Obtenir un financement quand les portes des banques restent closes : voilà le défi de nombreux indépendants et porteurs de projets. Pour eux, le microcrédit s’impose comme une rampe de lancement inattendue. Ce dispositif ouvre la voie à l’achat de matériel, à l’investissement de départ et parfois, tout simplement, au démarrage d’une nouvelle aventure professionnelle. Voyons comment saisir cette opportunité sans perdre de temps.

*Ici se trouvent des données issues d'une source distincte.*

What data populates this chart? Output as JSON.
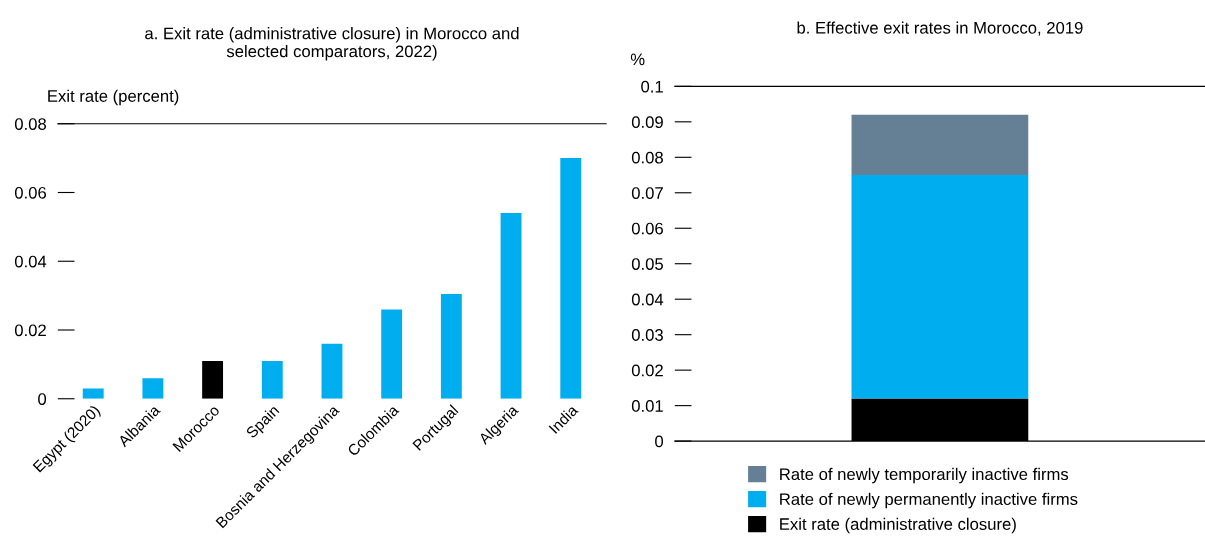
{
  "chart_data": [
    {
      "type": "bar",
      "title": "a. Exit rate (administrative closure) in Morocco and\nselected comparators, 2022)",
      "ylabel": "Exit rate (percent)",
      "categories": [
        "Egypt (2020)",
        "Albania",
        "Morocco",
        "Spain",
        "Bosnia and Herzegovina",
        "Colombia",
        "Portugal",
        "Algeria",
        "India"
      ],
      "values": [
        0.003,
        0.006,
        0.011,
        0.011,
        0.016,
        0.026,
        0.0305,
        0.054,
        0.07
      ],
      "colors": [
        "#00aeef",
        "#00aeef",
        "#000000",
        "#00aeef",
        "#00aeef",
        "#00aeef",
        "#00aeef",
        "#00aeef",
        "#00aeef"
      ],
      "ylim": [
        0,
        0.08
      ],
      "yticks": [
        0,
        {
          "value": 0.02,
          "label": "0.02"
        },
        {
          "value": 0.04,
          "label": "0.04"
        },
        {
          "value": 0.06,
          "label": "0.06"
        },
        {
          "value": 0.08,
          "label": "0.08"
        }
      ],
      "grid": false,
      "legend": false
    },
    {
      "type": "bar",
      "title": "b. Effective exit rates in Morocco, 2019",
      "ylabel": "%",
      "stacked": true,
      "categories": [
        null
      ],
      "series": [
        {
          "name": "Exit rate (administrative closure)",
          "color": "#000000",
          "values": [
            0.012
          ]
        },
        {
          "name": "Rate of newly permanently inactive firms",
          "color": "#00aeef",
          "values": [
            0.063
          ]
        },
        {
          "name": "Rate of newly temporarily inactive firms",
          "color": "#657f95",
          "values": [
            0.017
          ]
        }
      ],
      "ylim": [
        0,
        0.1
      ],
      "yticks": [
        0,
        {
          "value": 0.01,
          "label": "0.01"
        },
        {
          "value": 0.02,
          "label": "0.02"
        },
        {
          "value": 0.03,
          "label": "0.03"
        },
        {
          "value": 0.04,
          "label": "0.04"
        },
        {
          "value": 0.05,
          "label": "0.05"
        },
        {
          "value": 0.06,
          "label": "0.06"
        },
        {
          "value": 0.07,
          "label": "0.07"
        },
        {
          "value": 0.08,
          "label": "0.08"
        },
        {
          "value": 0.09,
          "label": "0.09"
        },
        {
          "value": 0.1,
          "label": "0.1"
        }
      ],
      "grid": false,
      "legend": "bottom"
    }
  ]
}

Les différents types de microcrédit
Le microcrédit s’adresse avant tout à celles et ceux qui, faute de garanties ou de revenus stables, restent à l’écart du système bancaire traditionnel. Il propose un levier financier pour lancer une activité, la développer ou simplement franchir un cap que la banque refuse de financer. Deux grandes familles de microcrédits coexistent aujourd’hui :
- Le microcrédit personnel
- Le microcrédit professionnel
Le microcrédit personnel
Ce dispositif cible particulièrement les personnes exclues des crédits classiques : revenus modestes, allocataires de minima sociaux, demandeurs d’emploi. Concrètement, il permet de financer des besoins essentiels : réparation ou achat d’un véhicule, formation professionnelle, passage du permis de conduire, frais de santé inattendus… Le taux d’intérêt oscille généralement entre 1,5 % et 4 %, et les montants proposés varient de 300 € à 5 000 €, pour une durée de remboursement comprise entre 4 mois et 5 ans. Pour en bénéficier, il faut passer par un intermédiaire comme un réseau d’accompagnement social, qui joue le rôle de médiateur entre l’emprunteur et l’organisme prêteur.
Le microcrédit professionnel
Ce second volet s’adresse aux créateurs d’entreprise ou à toute personne souhaitant lancer ou développer une activité professionnelle, mais se heurtant au refus des banques. Le montant accordé peut grimper jusqu’à 10 000 €, avec une durée de remboursement qui s’étale généralement sur 4 ans. Ce type de microcrédit constitue souvent le dernier recours pour celles et ceux qui veulent franchir le pas de l’entrepreneuriat malgré une situation précaire ou une absence d’historique bancaire convaincant.
Le micro-prêt FinFrog
Depuis 2016, FinFrog occupe le terrain du microcrédit en ligne avec une promesse claire : accorder des prêts rapides pour de petits montants, jusqu’à 600 euros. Cette société de crédit en ligne Finfrog s’adresse notamment aux étudiants en apprentissage, aux salariés en CDD, aux intérimaires ou encore aux travailleurs indépendants, tous souvent boudés par les banques traditionnelles.
La demande se fait directement sur internet, sans paperasse interminable. La réponse tombe en moins de 24 heures, et une fois l’accord obtenu, les fonds sont versés sous 48 heures sur le compte du souscripteur. La plateforme applique une commission comprise entre 1 % et 3 % pour chaque prêt. Ce fonctionnement rapide et transparent séduit une clientèle en quête de solutions souples et immédiates. Le remboursement s’effectue par prélèvement sur la carte bancaire, évitant ainsi les mauvaises surprises ou les oublis de virement.
Finfrog : simple, rapide et responsable
Avec Finfrog, le microcrédit devient accessible en quelques clics, sans CDI ni garanties complexes. Plus besoin de batailler avec les refus ou d’attendre des semaines une réponse. La simplicité du process, la rapidité de la réponse et la modération des frais font de cette plateforme un allié précieux pour celles et ceux qui veulent avancer, sans perdre du temps à convaincre un banquier réticent.
Ceux qui font le pari du microcrédit en ligne tracent leur propre route, là où d’autres s’arrêtent devant un guichet fermé. À chacun de mesurer le chemin parcouru, et d’imaginer la suite, une fois la première marche franchie.